The ending, I found to be rather anticlimactic and overly sentimental. The protagonist’s sudden enlightenment seems to appear out of nowhere. What was it that “re-humanized” him? There was nothing to hint that there could be a turning back from his regression inside his head. He does hold a dialog with the priest about it inside his head and it could be argued that the loss of his wife turned him on his head, but if that is the case, then there is a lot of drama and very strong emotions missing from what was shown.

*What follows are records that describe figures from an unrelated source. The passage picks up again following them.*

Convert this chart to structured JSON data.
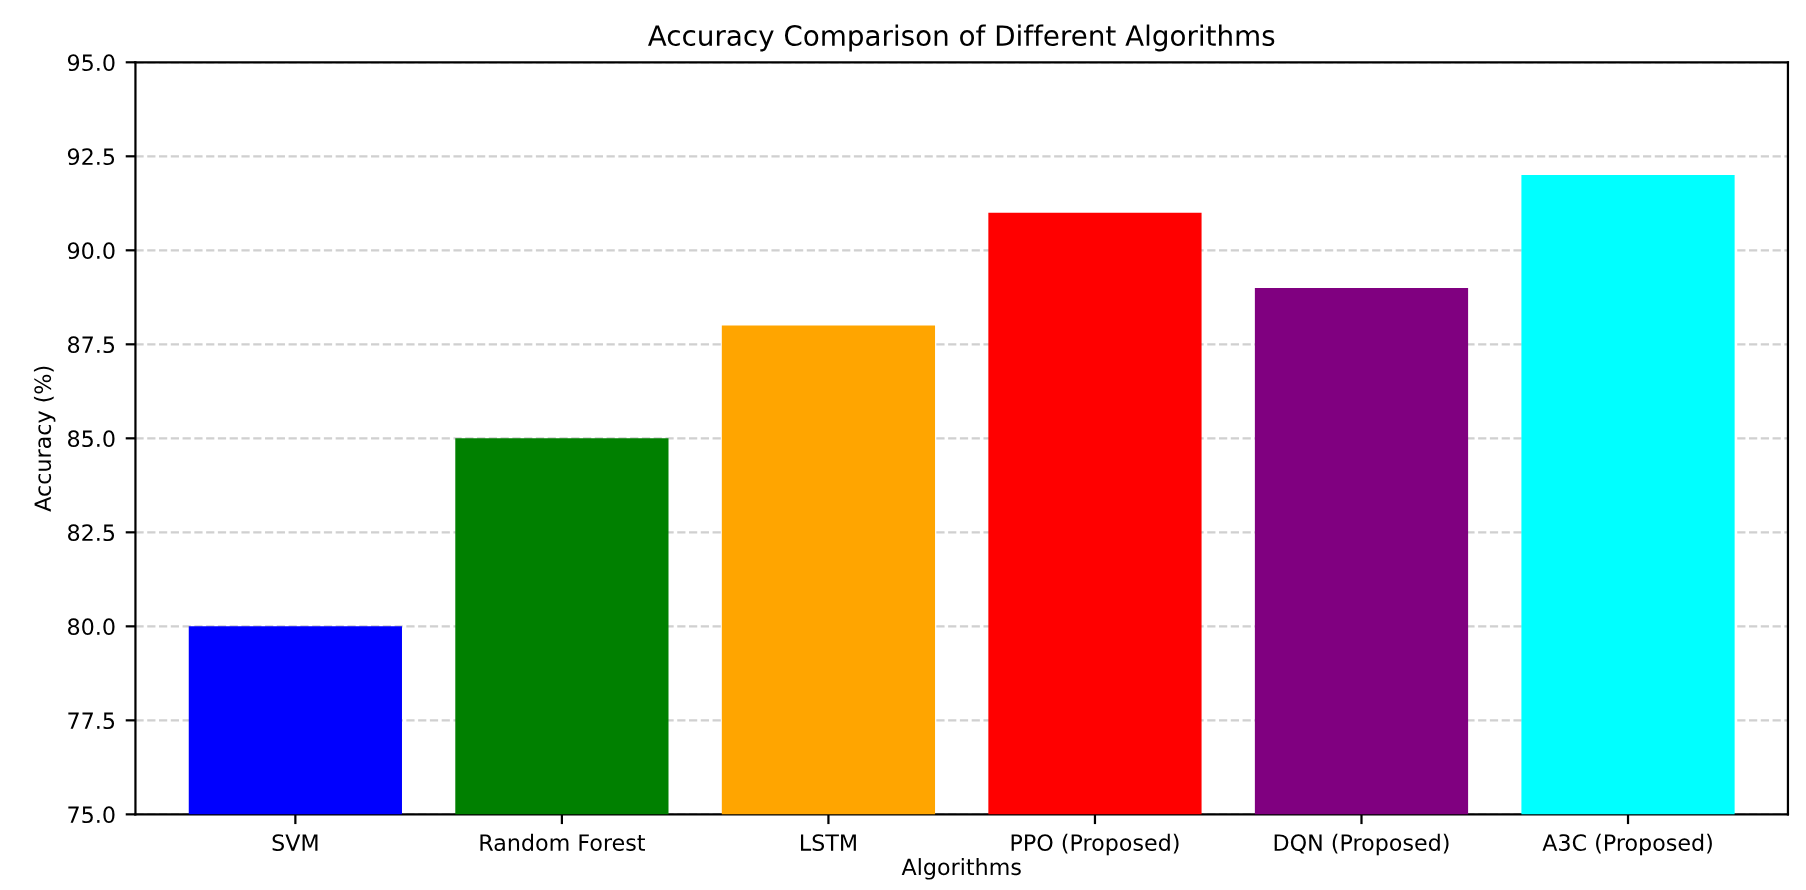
{
  "chart_data": {
    "type": "bar",
    "title": "Accuracy Comparison of Different Algorithms",
    "xlabel": "Algorithms",
    "ylabel": "Accuracy (%)",
    "categories": [
      "SVM",
      "Random Forest",
      "LSTM",
      "PPO (Proposed)",
      "DQN (Proposed)",
      "A3C (Proposed)"
    ],
    "values": [
      80,
      85,
      88,
      91,
      89,
      92
    ],
    "colors": [
      "#0000ff",
      "#008000",
      "#ffa500",
      "#ff0000",
      "#800080",
      "#00ffff"
    ],
    "ylim": [
      75,
      95
    ],
    "yticks": [
      {
        "value": 75,
        "label": "75.0"
      },
      {
        "value": 77.5,
        "label": "77.5"
      },
      {
        "value": 80,
        "label": "80.0"
      },
      {
        "value": 82.5,
        "label": "82.5"
      },
      {
        "value": 85,
        "label": "85.0"
      },
      {
        "value": 87.5,
        "label": "87.5"
      },
      {
        "value": 90,
        "label": "90.0"
      },
      {
        "value": 92.5,
        "label": "92.5"
      },
      {
        "value": 95,
        "label": "95.0"
      }
    ],
    "grid": "y",
    "line_style": "dashed"
  }
}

I also found his moralizing at the end to be very, how to put it, easy. There is no passion in his sentimentalism, no big dramatic catharsis. I think it would be much more striking and shocking, if despite all his handicaps and despite all his crimes, the protagonist remained faithful to himself and the life he chose. Instead of some (pardon me putting it that way) cheap sentimentalism, it would be much much more grandiose and dramatic of him to rise up and affirm his existential monstrosity, shouting something like “Yes! I worshipped my science, that is the difficult leap into the void I chose for myself, and I’m glad I followed to the end despite my pathetic illness!”

Anyway, I don’t know if I am being too harsh on the playwright, but what the hell, this is the first play I’ve seen in English, the first play I watch in Canada and, well, the first play I’ve been to for a long time (it must have been something like two years since the last one!). And again, I am not any kind of theatrical savant, so do take my criticism with a grain of salt.